Il calcio è del popolo, la Serie A di certo no. E, a chi avesse ancora dei dubbi, ne hanno dato dimostrazione gli organizzatori del torneo, manager che di parole come passione, rispetto, inclusività sanno solo riempirsi la bocca per poi, alla prima occasione, dimostrare l’esatto contrario ed a quali valori sono asserviti. Questa sera non solo Bergamo, ma tutta l’Italia ha applaudito il Lecce, e non per la bella prestazione messa sul campo dai ragazzi di Giampaolo.
I giallorossi hanno giocato portandosi dietro un dolore atroce, di quelli che forse non passeranno mai ma che di certo i buoni sentimenti, i bei ricordi ed i valori nobili condivisi possono trasformare nel tempo in energia positiva, come chi ci ha lasciato vorrebbe per la sua squadra, per la sua gente.

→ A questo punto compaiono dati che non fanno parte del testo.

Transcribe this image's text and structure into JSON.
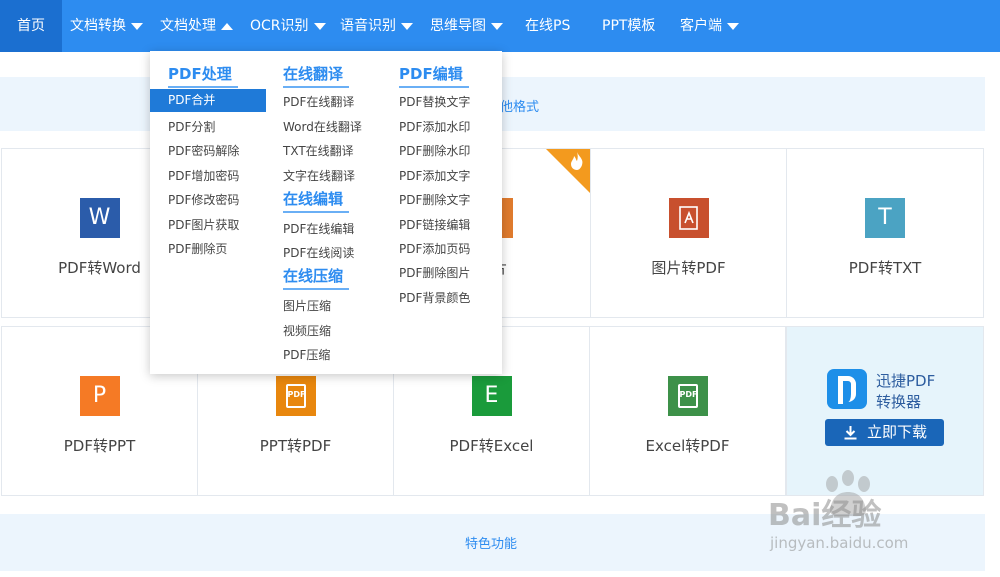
{
  "nav": {
    "items": [
      {
        "label": "首页",
        "caret": false
      },
      {
        "label": "文档转换",
        "caret": true
      },
      {
        "label": "文档处理",
        "caret": true
      },
      {
        "label": "OCR识别",
        "caret": true
      },
      {
        "label": "语音识别",
        "caret": true
      },
      {
        "label": "思维导图",
        "caret": true
      },
      {
        "label": "在线PS",
        "caret": false
      },
      {
        "label": "PPT模板",
        "caret": false
      },
      {
        "label": "客户端",
        "caret": true
      }
    ]
  },
  "banner": {
    "partial_text": "他格式"
  },
  "tiles_row1": [
    {
      "label": "PDF转Word",
      "icon": "word-icon",
      "color": "#2b5caa",
      "glyph": "W"
    },
    {
      "label": "图片",
      "icon": "image-icon",
      "color": "#e07b2e",
      "glyph": ""
    },
    {
      "label": "图片转PDF",
      "icon": "pdf-icon",
      "color": "#c8502e",
      "glyph": "A"
    },
    {
      "label": "PDF转TXT",
      "icon": "txt-icon",
      "color": "#4ba3c3",
      "glyph": "T"
    }
  ],
  "tiles_row2": [
    {
      "label": "PDF转PPT",
      "icon": "ppt-icon",
      "color": "#f57a25",
      "glyph": "P"
    },
    {
      "label": "PPT转PDF",
      "icon": "pdf-doc-icon",
      "color": "#e8870e",
      "glyph": "PDF"
    },
    {
      "label": "PDF转Excel",
      "icon": "excel-icon",
      "color": "#1a9b3b",
      "glyph": "E"
    },
    {
      "label": "Excel转PDF",
      "icon": "pdf-doc-icon",
      "color": "#3d9149",
      "glyph": "PDF"
    }
  ],
  "download": {
    "line1": "迅捷PDF",
    "line2": "转换器",
    "button": "立即下载",
    "logo_color": "#1e8fe8",
    "button_color": "#1a66b8"
  },
  "feature_strip": {
    "label": "特色功能"
  },
  "dropdown": {
    "columns": [
      {
        "heading": "PDF处理",
        "items": [
          "PDF合并",
          "PDF分割",
          "PDF密码解除",
          "PDF增加密码",
          "PDF修改密码",
          "PDF图片获取",
          "PDF删除页"
        ]
      },
      {
        "sections": [
          {
            "heading": "在线翻译",
            "items": [
              "PDF在线翻译",
              "Word在线翻译",
              "TXT在线翻译",
              "文字在线翻译"
            ]
          },
          {
            "heading": "在线编辑",
            "items": [
              "PDF在线编辑",
              "PDF在线阅读"
            ]
          },
          {
            "heading": "在线压缩",
            "items": [
              "图片压缩",
              "视频压缩",
              "PDF压缩"
            ]
          }
        ]
      },
      {
        "heading": "PDF编辑",
        "items": [
          "PDF替换文字",
          "PDF添加水印",
          "PDF删除水印",
          "PDF添加文字",
          "PDF删除文字",
          "PDF链接编辑",
          "PDF添加页码",
          "PDF删除图片",
          "PDF背景颜色"
        ]
      }
    ],
    "selected_item": "PDF合并"
  },
  "watermark": {
    "brand": "Bai经验",
    "url": "jingyan.baidu.com"
  },
  "colors": {
    "nav_bg": "#2d8cf0",
    "nav_active": "#1b6fd0",
    "accent": "#2d8cf0",
    "hot_badge": "#f39a1e"
  }
}
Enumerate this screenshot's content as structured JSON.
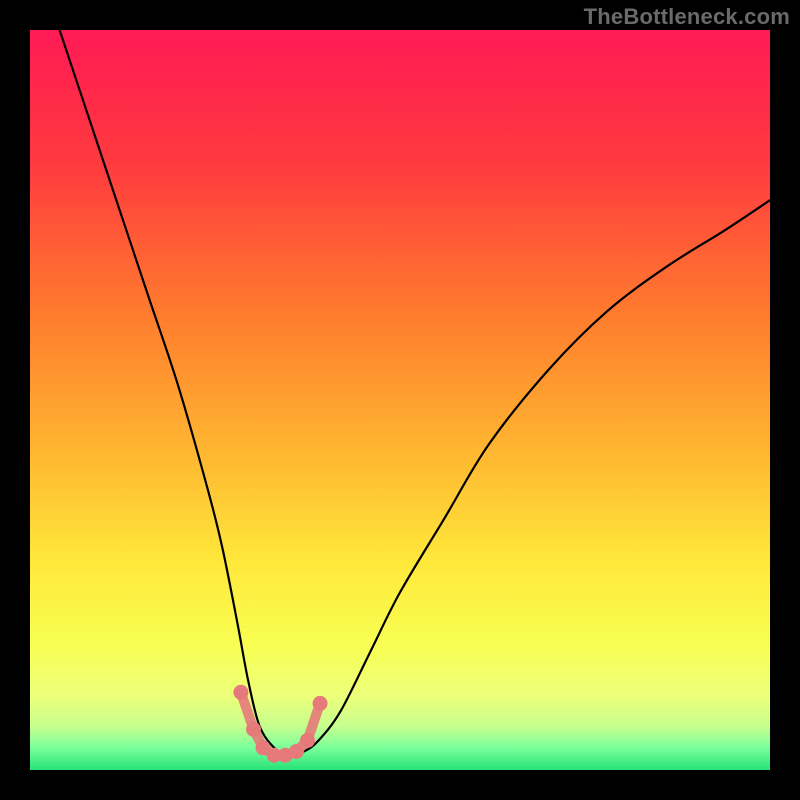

Il Lecce stasera ha onorato Graziano Fiorita in campo ma soprattutto fuori, scegliendo di mostrare i muscoli non come atto di forza ma di orgoglio e dignità per dimostrare che un altro modo di fare è possibile.
Obbligando il Lecce a scendere in campo ospite dell’Atalanta la Lega Serie A ha dimostrato gradi di insensibilità e mancanza di empatia a livelli che era difficile attribuirle, calpestando gli stessi concetti di cui si fa spesso ipocrita portavoce. Una Serie A che non merita colori, non merita gente, non merita passione. Chi la merita è invece quel popolo, il popolo del pallone, che si è unito, incredulo di tale atteggiamento, al fianco del Lecce. Perché sì, si dovrà cercare di ripartire, ma il modo in cui ci si approccia a farlo differenzia gli uomini dagli omuncoli. E in questi giorni i dirigenti di Via Rosellini hanno dimostrato di che pasta sono fatti.